Brittany's work with the driftnet collection is also fun, with the number of odonates (dragonflies) steadily dropping from July to September, and the number of copepods steadily increasing. She has found representatives from 17 Orders of macroinvertebrates, mostly arthropods but also some oligochaete worms. It dawned on me the other day that her work might benefit from applying some diversity indices to it, as well as some form of ANOVA, to better understand how the diversity structure changes month to month (if it does, that is...).

Tuesday, October 13, 2009

Updates To The Alabama Flame Chub Distribution Map

I spent the afternoon entering data in the online map of flame chub presence/absence sites for Alabama. Kris hugely updated the code on the site, so I have a password to edit and enter sites at my discretion. There are still a few minor edits I hope he can make to the page, but the information is there. Check out the site at http://www.krisstanton.com/stallsmith (the link format here still isn't working). Click on an icon and you'll see a popup window with information about that site. Red icons are historic sites where we found flame chubs, blue icons are historic sites where we didn't find flame chubs.

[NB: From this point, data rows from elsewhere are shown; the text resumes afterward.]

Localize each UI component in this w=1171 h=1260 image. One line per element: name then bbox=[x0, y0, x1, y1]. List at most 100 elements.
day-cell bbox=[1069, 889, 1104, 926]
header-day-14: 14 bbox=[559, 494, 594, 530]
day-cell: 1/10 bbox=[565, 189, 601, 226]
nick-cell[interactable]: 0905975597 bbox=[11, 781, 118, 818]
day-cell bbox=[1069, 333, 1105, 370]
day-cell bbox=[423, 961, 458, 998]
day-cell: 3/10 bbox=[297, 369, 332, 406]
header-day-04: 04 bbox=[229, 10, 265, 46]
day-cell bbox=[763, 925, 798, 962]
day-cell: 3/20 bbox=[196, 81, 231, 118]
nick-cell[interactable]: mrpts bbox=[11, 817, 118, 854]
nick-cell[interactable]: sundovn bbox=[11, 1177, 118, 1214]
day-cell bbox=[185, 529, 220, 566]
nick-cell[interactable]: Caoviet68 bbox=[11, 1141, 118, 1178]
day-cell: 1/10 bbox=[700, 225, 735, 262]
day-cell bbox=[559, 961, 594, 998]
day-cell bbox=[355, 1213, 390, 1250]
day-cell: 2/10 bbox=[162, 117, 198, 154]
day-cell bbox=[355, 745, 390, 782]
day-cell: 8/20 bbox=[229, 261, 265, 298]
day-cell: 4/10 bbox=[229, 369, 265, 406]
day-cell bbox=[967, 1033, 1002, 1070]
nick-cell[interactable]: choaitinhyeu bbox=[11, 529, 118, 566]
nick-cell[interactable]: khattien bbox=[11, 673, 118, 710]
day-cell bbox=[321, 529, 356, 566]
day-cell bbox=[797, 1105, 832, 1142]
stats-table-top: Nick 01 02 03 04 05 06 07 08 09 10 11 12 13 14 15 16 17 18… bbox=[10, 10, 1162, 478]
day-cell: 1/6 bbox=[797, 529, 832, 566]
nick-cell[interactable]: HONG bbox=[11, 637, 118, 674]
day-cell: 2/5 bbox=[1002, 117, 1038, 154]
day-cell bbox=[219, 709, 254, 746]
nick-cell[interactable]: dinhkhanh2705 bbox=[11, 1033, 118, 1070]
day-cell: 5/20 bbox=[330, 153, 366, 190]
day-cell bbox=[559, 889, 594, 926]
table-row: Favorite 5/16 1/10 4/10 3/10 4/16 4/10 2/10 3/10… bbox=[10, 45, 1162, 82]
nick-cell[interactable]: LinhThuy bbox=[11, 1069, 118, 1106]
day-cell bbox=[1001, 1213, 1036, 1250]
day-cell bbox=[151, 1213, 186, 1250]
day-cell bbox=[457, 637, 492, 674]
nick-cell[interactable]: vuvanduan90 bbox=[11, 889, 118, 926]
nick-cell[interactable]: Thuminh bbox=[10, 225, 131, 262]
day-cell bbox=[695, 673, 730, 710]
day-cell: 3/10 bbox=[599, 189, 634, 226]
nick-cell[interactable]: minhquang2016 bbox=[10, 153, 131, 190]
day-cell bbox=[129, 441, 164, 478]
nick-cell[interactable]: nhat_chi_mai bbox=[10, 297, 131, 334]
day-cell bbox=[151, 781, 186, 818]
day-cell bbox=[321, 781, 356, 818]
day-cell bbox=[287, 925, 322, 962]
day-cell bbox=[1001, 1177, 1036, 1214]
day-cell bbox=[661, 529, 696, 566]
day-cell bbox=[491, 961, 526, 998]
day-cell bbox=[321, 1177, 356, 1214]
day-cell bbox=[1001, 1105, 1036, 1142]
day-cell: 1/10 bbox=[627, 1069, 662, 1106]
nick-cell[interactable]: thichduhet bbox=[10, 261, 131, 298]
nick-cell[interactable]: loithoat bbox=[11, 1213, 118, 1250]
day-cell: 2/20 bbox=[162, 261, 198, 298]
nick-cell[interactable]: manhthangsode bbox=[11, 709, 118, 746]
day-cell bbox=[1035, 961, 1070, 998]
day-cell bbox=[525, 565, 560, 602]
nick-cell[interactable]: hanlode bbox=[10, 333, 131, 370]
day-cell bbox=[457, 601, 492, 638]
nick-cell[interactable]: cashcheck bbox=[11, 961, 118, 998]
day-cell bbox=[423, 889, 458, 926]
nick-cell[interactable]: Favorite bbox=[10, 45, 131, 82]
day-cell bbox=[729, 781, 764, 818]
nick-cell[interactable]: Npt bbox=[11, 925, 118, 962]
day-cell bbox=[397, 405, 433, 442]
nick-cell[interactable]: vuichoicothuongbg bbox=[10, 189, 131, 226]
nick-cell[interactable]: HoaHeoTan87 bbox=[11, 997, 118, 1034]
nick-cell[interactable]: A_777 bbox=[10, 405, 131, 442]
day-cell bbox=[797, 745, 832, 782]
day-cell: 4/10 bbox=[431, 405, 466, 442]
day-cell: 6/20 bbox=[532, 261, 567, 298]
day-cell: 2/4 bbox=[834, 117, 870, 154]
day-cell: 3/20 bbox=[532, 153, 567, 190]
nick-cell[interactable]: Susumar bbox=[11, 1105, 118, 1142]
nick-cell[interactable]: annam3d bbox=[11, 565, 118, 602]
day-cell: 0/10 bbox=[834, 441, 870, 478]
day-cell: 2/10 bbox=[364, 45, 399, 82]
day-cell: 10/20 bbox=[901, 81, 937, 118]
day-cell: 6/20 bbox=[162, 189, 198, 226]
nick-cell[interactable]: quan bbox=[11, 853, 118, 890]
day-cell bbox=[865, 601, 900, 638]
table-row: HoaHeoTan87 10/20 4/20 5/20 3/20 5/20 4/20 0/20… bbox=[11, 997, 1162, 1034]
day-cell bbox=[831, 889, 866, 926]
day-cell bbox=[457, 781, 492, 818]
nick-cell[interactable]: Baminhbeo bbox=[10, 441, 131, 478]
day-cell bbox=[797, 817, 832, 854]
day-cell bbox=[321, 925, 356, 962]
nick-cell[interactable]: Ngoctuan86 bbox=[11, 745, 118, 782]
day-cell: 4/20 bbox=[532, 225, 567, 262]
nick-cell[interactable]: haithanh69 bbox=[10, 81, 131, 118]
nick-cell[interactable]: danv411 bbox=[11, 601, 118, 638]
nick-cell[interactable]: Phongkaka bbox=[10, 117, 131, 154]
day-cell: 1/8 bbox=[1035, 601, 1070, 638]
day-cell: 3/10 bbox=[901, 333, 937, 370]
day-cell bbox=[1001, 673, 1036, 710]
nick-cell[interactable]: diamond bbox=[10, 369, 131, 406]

I did all of that rather than work on editing the black darter manuscript; I hope to do that tomorrow...

Sunday, October 11, 2009

Black Darter Manuscript Accepted At Southeastern Naturalist

The manuscript I and Rachel submitted to Southeastern Naturalist, "Reproductive development in the Black Darter, Etheostoma duryi", has been accepted pending various edits. I erred on the side of leaving in more rather than less in the manuscript, in particular they want to remove all of the photos of gonadal development I included. I probably won't argue with that, even though I think we did come up with a novel way to do the histology with the gonads of such a small fish as the black darter. After what Rachel especially went through on that project I'm glad we're able to get the information into print for a readership that is interested in this kind of reproductive ecology. Hooray, and thanks to the editor and reviewer.

Tuesday, October 06, 2009

Male Telescope Shiners Have Bigger Brains Than Females

Yeah, it's true (at least in simple average), this time I can illustrate it by presenting the ratio of brain volume to standard length for male and female telescope shiners. The sample size is 10 of each. The error bar in the figure is standard error, and the y-axis is ratio. As is typically the case with species like telescopes with little sexual dimorphism, the males have a higher ratio of brain volume to standard length, but not statistically significantly so as demonstrated by a two-tailed t-test (assuming unequal variance). Interestingly, running an F-test on male vs. female ratios shows marginal significance at P=0.05, so the variance is different between sexes.

Friday, October 02, 2009

Pictures Of Limestone Creek On Sept. 30

These photos are thanks to Taito having the foresight to bring a camera on our trip to Limestone Creek last Thursday. The first one is me putting on the right shoes sitting on my tailgate along the road.

This is what the creek looked like, clear, high and fast-flowing. You can see aquatic vegetation pushed down by the force of the current. We caught fish on the far side of the creek in this image, where the current was blocked by the submerged island to the left.

Andrew is preparing to confront the fish in the creek.

We've entered the creek (of course) in a nice high-contrast light view.

I'm crossing the creek, making it look almost easy in an area of accelerating current.

Here are a bunch of the scarlet shiners we caught that day, being euthanized in MS-222. I don't think any of the larger breeders from the summer are still alive, the population has already turned over and fish this size now will be the big breeders next spring.